L’écurie Godolphin remporte son premier Arc en 2001 avec Sakhee (Bahri). Deuxième du Derby d’Epsom (Gr1) de Sinndar, il enlève en 2001 les Juddmonte International Stakes (Gr1) puis l’Arc avec une grande facilité, sur un terrain très lourd.
Deuxième du Breeders’ Cup Classic en fin d’année, il est battu par deux fois en 2002 et se retire. Dans sa production, on note les noms de Sakhee’s Secret, qui fait partie des bons sprinters anglais et de Shujoon, vu au niveau des Listeds en France.


2002, c’est une nouvelle victoire pour l’écurie de Dubaï.
Marienbard (Caerleon) piloté avec doigté par Lanfranco Dettori se faufile le long de la corde et triomphe sûrement.
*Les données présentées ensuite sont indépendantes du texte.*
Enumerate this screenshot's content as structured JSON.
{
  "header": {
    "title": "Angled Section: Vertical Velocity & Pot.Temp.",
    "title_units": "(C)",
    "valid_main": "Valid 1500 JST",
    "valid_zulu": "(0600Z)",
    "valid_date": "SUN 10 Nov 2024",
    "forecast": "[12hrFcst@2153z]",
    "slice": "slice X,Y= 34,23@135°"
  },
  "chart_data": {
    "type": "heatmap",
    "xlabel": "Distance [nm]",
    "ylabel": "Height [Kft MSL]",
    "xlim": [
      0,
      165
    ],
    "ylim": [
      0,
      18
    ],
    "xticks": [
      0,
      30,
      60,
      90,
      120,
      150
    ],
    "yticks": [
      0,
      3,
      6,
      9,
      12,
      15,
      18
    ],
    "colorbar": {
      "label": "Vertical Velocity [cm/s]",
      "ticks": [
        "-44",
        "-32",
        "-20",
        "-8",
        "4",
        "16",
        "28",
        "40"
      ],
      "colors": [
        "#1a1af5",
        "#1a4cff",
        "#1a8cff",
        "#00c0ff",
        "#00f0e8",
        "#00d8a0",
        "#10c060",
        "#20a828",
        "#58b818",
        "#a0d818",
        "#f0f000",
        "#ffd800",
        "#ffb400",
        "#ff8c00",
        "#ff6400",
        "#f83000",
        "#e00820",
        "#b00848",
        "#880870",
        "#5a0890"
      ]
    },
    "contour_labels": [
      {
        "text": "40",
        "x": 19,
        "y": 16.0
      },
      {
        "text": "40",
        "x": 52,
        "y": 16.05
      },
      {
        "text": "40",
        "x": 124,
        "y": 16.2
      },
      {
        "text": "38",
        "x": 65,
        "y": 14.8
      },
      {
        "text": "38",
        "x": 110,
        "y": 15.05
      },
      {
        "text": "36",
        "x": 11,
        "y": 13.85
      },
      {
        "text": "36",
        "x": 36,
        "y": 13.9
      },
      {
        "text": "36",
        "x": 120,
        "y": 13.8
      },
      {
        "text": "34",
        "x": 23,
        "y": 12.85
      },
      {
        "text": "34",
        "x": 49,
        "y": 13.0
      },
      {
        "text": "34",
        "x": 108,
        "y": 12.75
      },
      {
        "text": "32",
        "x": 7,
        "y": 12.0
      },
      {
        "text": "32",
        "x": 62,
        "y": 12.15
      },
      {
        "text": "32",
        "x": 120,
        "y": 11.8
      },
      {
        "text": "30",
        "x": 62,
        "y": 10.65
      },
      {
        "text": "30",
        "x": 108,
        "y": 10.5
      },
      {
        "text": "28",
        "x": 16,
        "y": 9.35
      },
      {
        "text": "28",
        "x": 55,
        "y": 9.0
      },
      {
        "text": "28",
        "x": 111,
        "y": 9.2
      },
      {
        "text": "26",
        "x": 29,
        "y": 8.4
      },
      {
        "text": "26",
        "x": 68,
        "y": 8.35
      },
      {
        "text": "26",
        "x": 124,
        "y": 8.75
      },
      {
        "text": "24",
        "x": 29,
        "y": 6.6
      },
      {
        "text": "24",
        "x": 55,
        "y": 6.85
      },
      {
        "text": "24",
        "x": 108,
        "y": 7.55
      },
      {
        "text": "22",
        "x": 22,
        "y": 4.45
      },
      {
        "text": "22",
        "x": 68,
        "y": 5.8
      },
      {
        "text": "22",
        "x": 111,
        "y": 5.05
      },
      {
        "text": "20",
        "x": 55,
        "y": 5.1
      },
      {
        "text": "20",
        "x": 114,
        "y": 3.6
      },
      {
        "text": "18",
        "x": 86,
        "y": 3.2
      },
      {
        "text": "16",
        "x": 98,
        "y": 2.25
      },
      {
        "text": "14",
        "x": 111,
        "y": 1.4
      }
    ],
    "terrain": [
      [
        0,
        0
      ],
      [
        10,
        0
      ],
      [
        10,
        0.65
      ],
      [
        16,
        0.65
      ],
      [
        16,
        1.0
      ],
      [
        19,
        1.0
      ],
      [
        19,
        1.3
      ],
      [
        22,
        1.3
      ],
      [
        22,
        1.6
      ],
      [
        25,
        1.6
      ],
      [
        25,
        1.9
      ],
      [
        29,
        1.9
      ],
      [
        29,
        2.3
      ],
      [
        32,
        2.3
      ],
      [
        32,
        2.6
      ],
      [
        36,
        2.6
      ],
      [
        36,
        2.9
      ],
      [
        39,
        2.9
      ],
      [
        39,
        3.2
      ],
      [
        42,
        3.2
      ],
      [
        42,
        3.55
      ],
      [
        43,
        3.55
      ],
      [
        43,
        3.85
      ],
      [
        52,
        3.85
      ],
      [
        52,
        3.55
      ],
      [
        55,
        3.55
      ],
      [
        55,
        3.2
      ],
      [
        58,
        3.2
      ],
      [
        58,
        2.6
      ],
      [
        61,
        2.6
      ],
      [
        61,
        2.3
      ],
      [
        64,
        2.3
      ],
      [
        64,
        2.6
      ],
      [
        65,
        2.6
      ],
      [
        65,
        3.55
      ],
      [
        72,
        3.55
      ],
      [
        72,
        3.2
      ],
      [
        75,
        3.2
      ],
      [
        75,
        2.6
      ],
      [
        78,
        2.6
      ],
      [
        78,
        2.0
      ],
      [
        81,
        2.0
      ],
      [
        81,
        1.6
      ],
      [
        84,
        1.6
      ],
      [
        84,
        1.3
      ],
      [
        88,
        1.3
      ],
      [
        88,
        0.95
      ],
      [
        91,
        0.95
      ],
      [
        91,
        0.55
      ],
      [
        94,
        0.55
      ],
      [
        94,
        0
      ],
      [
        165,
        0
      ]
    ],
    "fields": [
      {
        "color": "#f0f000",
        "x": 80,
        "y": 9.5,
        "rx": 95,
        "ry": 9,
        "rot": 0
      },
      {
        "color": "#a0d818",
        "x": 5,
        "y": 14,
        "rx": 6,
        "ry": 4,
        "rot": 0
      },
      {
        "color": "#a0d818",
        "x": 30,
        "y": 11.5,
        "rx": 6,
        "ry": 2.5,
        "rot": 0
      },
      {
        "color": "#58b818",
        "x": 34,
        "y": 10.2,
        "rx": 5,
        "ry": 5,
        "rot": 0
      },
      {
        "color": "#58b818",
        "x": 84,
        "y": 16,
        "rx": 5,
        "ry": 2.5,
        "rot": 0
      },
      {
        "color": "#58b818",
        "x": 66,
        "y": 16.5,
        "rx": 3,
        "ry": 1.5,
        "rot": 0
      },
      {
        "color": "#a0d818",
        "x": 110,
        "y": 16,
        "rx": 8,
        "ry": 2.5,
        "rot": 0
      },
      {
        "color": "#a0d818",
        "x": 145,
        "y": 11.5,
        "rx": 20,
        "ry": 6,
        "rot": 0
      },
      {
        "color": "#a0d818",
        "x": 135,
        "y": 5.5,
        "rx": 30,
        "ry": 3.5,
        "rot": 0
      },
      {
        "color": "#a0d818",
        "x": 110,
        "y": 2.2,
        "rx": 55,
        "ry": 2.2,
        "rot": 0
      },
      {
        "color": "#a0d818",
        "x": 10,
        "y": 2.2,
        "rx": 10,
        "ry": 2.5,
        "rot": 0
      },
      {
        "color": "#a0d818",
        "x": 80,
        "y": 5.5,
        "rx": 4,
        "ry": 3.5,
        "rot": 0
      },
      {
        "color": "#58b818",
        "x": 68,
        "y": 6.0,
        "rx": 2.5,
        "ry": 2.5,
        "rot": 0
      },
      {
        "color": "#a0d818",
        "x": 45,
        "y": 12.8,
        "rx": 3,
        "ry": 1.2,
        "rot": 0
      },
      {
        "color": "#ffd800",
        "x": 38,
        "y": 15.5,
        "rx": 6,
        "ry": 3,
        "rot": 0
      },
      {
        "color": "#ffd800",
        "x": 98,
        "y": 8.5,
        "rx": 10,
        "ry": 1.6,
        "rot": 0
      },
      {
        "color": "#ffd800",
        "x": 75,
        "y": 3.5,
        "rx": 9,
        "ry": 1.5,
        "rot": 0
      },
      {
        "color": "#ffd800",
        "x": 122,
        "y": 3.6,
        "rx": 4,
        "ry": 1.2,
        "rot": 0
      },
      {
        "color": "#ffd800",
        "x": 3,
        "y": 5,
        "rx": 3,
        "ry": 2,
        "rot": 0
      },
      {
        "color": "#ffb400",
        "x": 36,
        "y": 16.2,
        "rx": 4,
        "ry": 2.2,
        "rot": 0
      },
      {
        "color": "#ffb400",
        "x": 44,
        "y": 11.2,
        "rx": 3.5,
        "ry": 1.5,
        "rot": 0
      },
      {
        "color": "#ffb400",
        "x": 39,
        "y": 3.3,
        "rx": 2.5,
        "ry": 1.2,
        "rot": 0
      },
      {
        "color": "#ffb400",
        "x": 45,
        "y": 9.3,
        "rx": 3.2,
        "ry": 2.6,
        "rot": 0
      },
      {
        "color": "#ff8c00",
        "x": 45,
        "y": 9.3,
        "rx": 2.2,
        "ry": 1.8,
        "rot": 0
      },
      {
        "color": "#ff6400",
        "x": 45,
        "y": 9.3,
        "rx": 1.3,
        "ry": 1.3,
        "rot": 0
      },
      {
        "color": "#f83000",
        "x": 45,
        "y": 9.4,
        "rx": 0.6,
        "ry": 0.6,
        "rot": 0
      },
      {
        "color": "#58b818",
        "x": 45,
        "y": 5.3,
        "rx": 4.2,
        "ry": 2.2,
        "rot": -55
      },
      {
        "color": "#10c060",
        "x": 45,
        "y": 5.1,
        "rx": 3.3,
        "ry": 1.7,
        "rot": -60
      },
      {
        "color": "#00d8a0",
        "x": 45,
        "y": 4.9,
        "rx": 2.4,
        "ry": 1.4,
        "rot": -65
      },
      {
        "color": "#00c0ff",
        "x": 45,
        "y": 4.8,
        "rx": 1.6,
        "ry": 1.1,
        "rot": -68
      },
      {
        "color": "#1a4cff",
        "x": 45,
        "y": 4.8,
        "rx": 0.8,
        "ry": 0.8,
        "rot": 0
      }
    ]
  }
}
Retiré au haras au Japon suite à son exploit, Marienbard n’a pas encore produit de sujet sortant de l’ordinaire.

 

 

Dalakhani (Darshaan) est « LE » cheval de l’année 2003. Même s’il est vaincu, avec des circonstances atténuantes dans le Derby d’Irlande (Gr1) par son compagnon de casaque Alamshar (Key of Luck), il  emporte le Jockey-Club et l’Arc. Au haras, ses produits se révèlent très vite et il compte dans sa première production (3ans cette année) deux titulaires de Gr1 : Moonstone et Conduit. Auxquels il faut ajouter Centennial (Great Voltigeur Stakes), Gr2), Démocrate (Prix Hocquart, Gr2) ou Shemima (Prix de Lutèce, Gr2).


Bago (Nashwan), monté par Thierry Gillet, a gagné le Prix de l’Arc de Triomphe 2004 (Gr1). Vainqueur classique à 2ans (Critérium International, Gr1) et à 3 ans (Prix Jean Prat et Grand Prix de Paris, Gr1), le pensionnaire de Jonathan Pease s’est imposé sûrement devant Cherry Mix (Linamix). A 4ans, il s’est classé troisième de l’Arc et des King George avant d’intégrer le haras. Sa production est encore trop jeune pour être jugée.

 


Hurricane Run (Montjeu) a soufflé sur Longchamp le premier dimanche d’octobre 2005. Après une belle année, qui l’a vu enlever le Derby d’Irlande (Gr1) et l’Arc, il a ensuite remporté les King Georges (Gr1) en 2006 avant de terminer quatrième lors de sa tentative de doublé d’Arc. Comme son père. Il est donc devenu étalon à 5 ans.

 

Cheval tout neuf, Rail Link (Dansili) enlève en juillet le Grand Prix de Paris (Gr1) puis le Prix de l’Arc de Triomphe (Gr1). Alors qu’il devait faire sa rentrée à la fin du printemps 2007, celle-ci est reportée à plusieurs reprises. On ne le reverra plus en compétition et il restera sur sa victoire prestigieuse.

 

En 2007, Dylan Thomas (Danehill) a enlevé un Arc qui semblait promis à Manduro (Monsun) avant que ce dernier ne s’accidente. Gagnant, entre autres, des King George (Gr1) et de l’Irish Derby (Gr1), ce 4ans a également triomphé par deux fois dans les Irish Champion Stakes (Gr1).
Vrai champion aimant le bon terrain, le protégé d’Aidan O’Brien devait courir la Japan Cup (Gr1) mais a connu des soucis liés aux conditions sanitaires. Il s’est alors rabattu sur la Hong Kong Vase (Gr1) dans lequel il a échoué.
Comme tous les lauréats depuis Dalakhani, Dylan Thomas a donc été en piste jusqu’à l’âge de 4 ans.